Polar donc. Polar historique surtout puisqu'il se situe en janvier 1898, à un moment charnière de la IIIème République, en pleine affaire Dreyfus. le 10 janvier le commandant Esterhazy, le « vrai » traître, comparaît devant un tribunal militaire. le conseil de guerre prononce à l'unanimité son acquittement.  Le 13, retentit le célèbre J'accuse de Zola, un électrochoc qui secoue la République au point de la faire sombrer dans une quasi guerre civile. le nationalisme se déchaîne, l'antisémitisme se décomplexe et sévit dans toutes les sphères de la société, y compris dans les rangs de la police.

Le risque avec les polars historiques, c'est souvent de plaquer une reconstitution ripolinée et lourdaude. Gwenaël Bulteau est lui parvenu à reconstituer le Lyon de
la Belle époque sans clichés et avec qualité. Dans La République des faibles, les belles moustaches sont pleines de boue et de sueur. le récit colle au plancher, au plus près des personnages, bourgeois, prolo ou flics. L'écriture, précise et très visuelle lorsqu'il s'agit de décrire les avancées de l'enquête, se fait crue pour dénoncer l'injustice des inégalités sociales. Peut-être aurai-je apprécié que l'arrière-plan socio-politique soit encore plus utilisé pour encore plus l'ancrer dans cette passionnante période.

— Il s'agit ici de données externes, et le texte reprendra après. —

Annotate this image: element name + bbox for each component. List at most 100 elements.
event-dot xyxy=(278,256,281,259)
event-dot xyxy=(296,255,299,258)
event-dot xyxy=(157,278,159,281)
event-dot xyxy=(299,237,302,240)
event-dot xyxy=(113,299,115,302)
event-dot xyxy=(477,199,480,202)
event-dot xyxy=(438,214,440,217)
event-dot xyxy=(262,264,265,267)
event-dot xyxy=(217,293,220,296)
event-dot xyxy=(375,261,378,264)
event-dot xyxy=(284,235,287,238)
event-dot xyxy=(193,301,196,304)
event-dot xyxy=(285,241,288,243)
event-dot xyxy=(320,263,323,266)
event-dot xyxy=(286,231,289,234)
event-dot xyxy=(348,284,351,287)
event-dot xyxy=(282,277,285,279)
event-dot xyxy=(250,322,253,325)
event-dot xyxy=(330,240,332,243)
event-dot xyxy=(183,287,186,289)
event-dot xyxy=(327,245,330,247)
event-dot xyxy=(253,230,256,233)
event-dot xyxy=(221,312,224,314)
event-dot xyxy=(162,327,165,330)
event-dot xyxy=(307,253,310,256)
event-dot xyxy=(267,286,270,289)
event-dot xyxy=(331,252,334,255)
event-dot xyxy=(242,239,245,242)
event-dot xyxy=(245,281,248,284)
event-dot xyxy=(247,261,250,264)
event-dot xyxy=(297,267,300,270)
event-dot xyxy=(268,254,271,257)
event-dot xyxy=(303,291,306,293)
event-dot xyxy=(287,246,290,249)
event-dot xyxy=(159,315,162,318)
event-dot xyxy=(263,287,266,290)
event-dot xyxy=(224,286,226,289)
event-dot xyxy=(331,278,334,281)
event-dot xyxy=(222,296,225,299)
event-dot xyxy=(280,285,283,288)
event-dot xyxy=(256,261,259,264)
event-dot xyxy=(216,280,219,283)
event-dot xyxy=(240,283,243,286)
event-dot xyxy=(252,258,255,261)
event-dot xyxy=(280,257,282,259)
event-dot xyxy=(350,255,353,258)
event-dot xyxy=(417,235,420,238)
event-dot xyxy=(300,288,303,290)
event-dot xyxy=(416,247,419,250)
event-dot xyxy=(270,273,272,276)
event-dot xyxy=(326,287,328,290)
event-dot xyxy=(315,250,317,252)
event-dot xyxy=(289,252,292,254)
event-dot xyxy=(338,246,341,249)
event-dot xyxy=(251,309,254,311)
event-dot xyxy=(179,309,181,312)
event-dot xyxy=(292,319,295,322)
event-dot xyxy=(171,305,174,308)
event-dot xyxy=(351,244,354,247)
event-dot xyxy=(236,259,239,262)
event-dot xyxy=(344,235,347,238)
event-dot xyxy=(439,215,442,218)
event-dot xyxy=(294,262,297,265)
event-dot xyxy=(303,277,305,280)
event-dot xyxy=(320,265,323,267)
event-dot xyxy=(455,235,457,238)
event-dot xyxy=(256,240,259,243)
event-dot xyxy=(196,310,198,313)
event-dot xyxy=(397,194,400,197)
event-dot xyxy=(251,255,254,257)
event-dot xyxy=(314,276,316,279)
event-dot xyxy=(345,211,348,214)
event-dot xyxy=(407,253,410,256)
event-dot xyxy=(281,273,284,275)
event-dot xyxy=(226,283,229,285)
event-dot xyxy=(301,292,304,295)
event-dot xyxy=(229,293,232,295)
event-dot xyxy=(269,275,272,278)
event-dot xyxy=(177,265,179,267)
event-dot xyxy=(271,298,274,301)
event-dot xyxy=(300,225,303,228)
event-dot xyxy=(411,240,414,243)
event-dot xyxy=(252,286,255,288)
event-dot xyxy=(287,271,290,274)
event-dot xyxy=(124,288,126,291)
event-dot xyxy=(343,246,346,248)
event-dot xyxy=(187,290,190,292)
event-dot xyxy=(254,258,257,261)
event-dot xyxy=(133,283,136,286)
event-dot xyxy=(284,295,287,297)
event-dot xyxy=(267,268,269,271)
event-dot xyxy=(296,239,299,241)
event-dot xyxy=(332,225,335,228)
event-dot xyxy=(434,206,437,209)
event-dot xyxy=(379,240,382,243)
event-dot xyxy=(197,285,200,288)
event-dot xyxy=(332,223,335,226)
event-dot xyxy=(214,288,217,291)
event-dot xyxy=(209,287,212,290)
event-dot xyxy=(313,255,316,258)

Ce que décrit le roman est terrible : enfance martyrisée, femmes maltraités, ouvriers rabaissés. le titre résonne de façon presque ironique tant la IIIème République, qui a pourtant érigée fin XIXème siècle de le concept de « République des faibles » censé protéger les invisibilisés, s'est dévoyée : les faibles boivent en fait le calice jusqu'à la lie, les autorités cherchant avant tout à préserver l'ordre établi de la société bourgeoise et à arrêter les agitateurs socialistes. Les faibles ne peuvent compter que sur quelques individualités prêtes à se dresser pour que la machine judiciaire se mette en branle pour le meurtre d'un enfant, ce qui n'était pas le cas à cette époque lorsque l'enfant était de basse extraction sociale. Ses accents naturalistes à la Zola sont vraiment pertinents.

Un premier roman très prometteur, sur les traces d'un Hervé le Corre, la référence absolue en matière de polar historique à vocation sociale.